The signing ceremony lasted less than five minutes. The scratching of Trump's pen across the document was drowned out by the shutter clicks of a dozen cameras from the White House press corps. The White House issued a press release. And in living rooms and offices around the world, Bitcoin holders screenshotted, shared, and zoomed in on that signed photograph — tens of thousands of times.

What truly deserved savoring was the phrasing — "strategic reserve." That term had previously been reserved for oil. The U.S. Strategic Petroleum Reserve was established after the 1975 oil crisis to ensure the nation had sufficient energy in an emergency. Now the same logic was being applied to Bitcoin.

A government — the most powerful government on Earth — had formally declared its intention to stockpile a decentralized asset controlled by no government.

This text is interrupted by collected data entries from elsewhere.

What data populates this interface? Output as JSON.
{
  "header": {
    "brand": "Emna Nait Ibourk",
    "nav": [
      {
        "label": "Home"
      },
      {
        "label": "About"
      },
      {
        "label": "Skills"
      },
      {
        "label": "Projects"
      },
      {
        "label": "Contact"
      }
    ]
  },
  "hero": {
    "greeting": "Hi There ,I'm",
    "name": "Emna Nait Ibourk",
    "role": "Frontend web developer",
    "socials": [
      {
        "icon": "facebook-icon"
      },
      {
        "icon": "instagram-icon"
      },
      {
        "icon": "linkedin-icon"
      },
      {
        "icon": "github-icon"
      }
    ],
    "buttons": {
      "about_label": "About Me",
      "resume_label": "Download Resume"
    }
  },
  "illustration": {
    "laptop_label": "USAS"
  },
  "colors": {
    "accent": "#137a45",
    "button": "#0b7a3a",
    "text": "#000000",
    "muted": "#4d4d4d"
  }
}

In 1976, Hayek wrote that money must be wrested from government hands. What he never imagined was that a government would come running over to say: I want some too.


The Paradox

This is one of the greatest paradoxes in Bitcoin's history.

The cypherpunks created Bitcoin to resist government monopoly over money. Now government itself was buying Bitcoin. The very force the creators sought to circumvent had become one of the biggest buyers.

Was this victory or surrender?

If you were a cypherpunk from 2009, watching the U.S. government place Bitcoin on the same "strategic reserve" list as petroleum, your first reaction probably wouldn't be joy — it would be bewilderment. This isn't the kind of "success" we had in mind.

But consider another angle: Bitcoin's ultimate goal was never to defeat governments — it was to return money to the rule of immutable code. If a government voluntarily submitted to those rules — even out of self-interest — doesn't the outcome end up the same?

The cap of twenty-one million coins doesn't change because the White House bought two hundred thousand. The protocol doesn't care what name is printed on the buyer's ID. A president can sign an executive order to buy Bitcoin, but he can't sign an executive order to change Bitcoin's code.

Perhaps this is the final form of what Hayek called the "cunning of indirect approach" — not toppling the old world, but letting the old world walk in on its own.


Trump's Nashville speech ran roughly fifty minutes. He said "Bitcoin" at least eleven times and "crypto" at least seven. The Fox Business clip from three years earlier — "Bitcoin looks like a scam" — was turned into a meme by the Bitcoin community, placed side by side with footage from Nashville. The top-voted comment read: "Bitcoin doesn't change its position. Politicians do."